The LA County Health Department is investigating reports of two deaths from COVID-19 at the Commerce food industry, one of three in the county that were allowed to reopen after closing earlier this week for reporting a coronavirus outbreak, officials said.
The death was recorded at Mission Foods Corp., in which 49 workers tested positive for the virus, said at a briefing on Thursday, LA County Health Officer Dr. Muntu Davis.
The Department of Health said one of the dead was a resident of LA County and the other lived outside the department’s jurisdiction.
According to the head of his daughter Alicia Alvarez, the head of maintenance at the institution, 67-year-old Jose Roberto Alvarez, died of COVID-19 last week. outbreak in the institution through the media, not from her father’s employer.
Mission Foods issued a statement saying it was carrying out security measures “in excess of health requirements”, including ordering face masks and social distancing, setting up plexiglass barriers and restricting the use of common areas.
“We have worked hard to keep our workers informed since the beginning of the pandemic in early March,” said Paul de la O., Mission Foods’ regional director of production.
The other two restaurants that were ordered to close on Sunday were S&S Foods in Azus and Golden State Foods Corp. in the city of industry, which had 60 and 47 cases of coronavirus, respectively.

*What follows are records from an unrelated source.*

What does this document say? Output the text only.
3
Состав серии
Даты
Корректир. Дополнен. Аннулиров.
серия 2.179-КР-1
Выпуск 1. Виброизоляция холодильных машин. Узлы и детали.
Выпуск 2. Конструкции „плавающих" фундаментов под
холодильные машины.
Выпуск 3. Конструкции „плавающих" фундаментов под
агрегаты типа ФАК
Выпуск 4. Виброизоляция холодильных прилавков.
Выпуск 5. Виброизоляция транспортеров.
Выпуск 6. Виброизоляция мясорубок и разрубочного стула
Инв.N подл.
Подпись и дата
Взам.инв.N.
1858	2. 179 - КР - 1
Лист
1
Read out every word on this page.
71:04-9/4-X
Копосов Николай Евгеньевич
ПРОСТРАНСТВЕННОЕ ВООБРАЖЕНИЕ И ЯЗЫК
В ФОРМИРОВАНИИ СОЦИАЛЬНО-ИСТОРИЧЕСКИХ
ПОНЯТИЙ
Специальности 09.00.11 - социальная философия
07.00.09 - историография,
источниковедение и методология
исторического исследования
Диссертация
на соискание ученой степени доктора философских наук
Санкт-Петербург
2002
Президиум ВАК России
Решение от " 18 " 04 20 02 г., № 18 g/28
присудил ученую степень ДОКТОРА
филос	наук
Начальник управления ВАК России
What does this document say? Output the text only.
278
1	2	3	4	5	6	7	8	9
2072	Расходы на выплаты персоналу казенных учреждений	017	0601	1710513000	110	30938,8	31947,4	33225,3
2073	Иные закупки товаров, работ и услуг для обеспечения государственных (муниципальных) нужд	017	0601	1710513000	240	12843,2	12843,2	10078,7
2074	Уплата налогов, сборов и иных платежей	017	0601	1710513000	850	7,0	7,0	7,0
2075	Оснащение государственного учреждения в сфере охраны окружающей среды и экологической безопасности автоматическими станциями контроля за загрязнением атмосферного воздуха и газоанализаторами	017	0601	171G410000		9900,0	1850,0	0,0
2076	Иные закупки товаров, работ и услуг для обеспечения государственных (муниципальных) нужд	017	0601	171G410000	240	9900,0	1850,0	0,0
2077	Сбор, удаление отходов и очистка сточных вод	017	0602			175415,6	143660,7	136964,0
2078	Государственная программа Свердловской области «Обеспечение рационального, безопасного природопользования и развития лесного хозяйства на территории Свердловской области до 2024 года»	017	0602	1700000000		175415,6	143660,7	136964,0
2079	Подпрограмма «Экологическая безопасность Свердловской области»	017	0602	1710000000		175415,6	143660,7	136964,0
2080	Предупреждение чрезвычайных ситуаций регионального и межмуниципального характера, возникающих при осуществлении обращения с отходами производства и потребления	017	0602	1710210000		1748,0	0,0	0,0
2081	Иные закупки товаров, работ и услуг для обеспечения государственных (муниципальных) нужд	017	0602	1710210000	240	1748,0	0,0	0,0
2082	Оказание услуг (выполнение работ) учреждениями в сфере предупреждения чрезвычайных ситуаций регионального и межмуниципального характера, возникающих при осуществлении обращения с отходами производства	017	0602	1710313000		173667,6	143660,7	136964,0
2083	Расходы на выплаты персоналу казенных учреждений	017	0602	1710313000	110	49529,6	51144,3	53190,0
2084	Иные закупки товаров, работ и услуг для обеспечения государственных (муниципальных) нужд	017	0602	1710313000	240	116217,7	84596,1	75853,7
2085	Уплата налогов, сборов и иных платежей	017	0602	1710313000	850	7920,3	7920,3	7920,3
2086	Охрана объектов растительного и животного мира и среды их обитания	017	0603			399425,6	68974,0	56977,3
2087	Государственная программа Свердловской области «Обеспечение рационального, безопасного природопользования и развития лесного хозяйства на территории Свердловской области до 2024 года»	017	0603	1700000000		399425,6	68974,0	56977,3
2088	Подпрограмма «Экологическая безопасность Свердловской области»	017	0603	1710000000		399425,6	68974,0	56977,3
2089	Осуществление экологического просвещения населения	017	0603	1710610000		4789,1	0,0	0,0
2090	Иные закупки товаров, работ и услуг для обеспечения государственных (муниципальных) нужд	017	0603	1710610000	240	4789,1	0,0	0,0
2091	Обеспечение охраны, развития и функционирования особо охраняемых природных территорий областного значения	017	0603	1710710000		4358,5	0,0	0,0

“In all three outbreaks, the employer did not notify the health department when three positive cases were found among their employees,” Davis said, explaining that the department learned about the outbreaks through an anonymous complaint line.
The complaints line receives 2,000 to 3,000 complaints a week, and the department is currently investigating more than 1,000 coronavirus outbreaks in the county, Davis said.
In a statement to the media, Golden State Foods said it was reporting its COVID-19 cases to “necessary authorities,” but said the Los Angeles County Department of Health had not reported its production reporting requirements.
“It was just a procedural reporting issue, and Los Angeles County Public Health officials were satisfied with GSF’s comprehensive, preventive, operational COVID-19 protocols. GSF complies with all other state, federal, and international reporting requirements; LA County was the only one. except during the days in July, “the statement said.
Asked what the manufacturers were violating, Davis said: “Just because they got through anonymous advice means they violated the protocols.”
The LA Times reports on the agency’s requirement to report when there are three known cases that have been in place since at least June 11.
“It’s part of the protocols. It’s not only what you need on site at the facility, but it’s also accountable when needed so we can help provide guidance and ensure the safety of the rest of the staff once it’s determined in the workplace.” , – he said.
The health officer said that this week, all three facilities have the right to open after they provide the department with the information they need to evaluate and guide their response, and they will all continue to receive unannounced inspections to ensure compliance with the protocols.
“Businesses have a corporate and moral and social responsibility to their employees and the families of their employees for a safe working environment,” he said.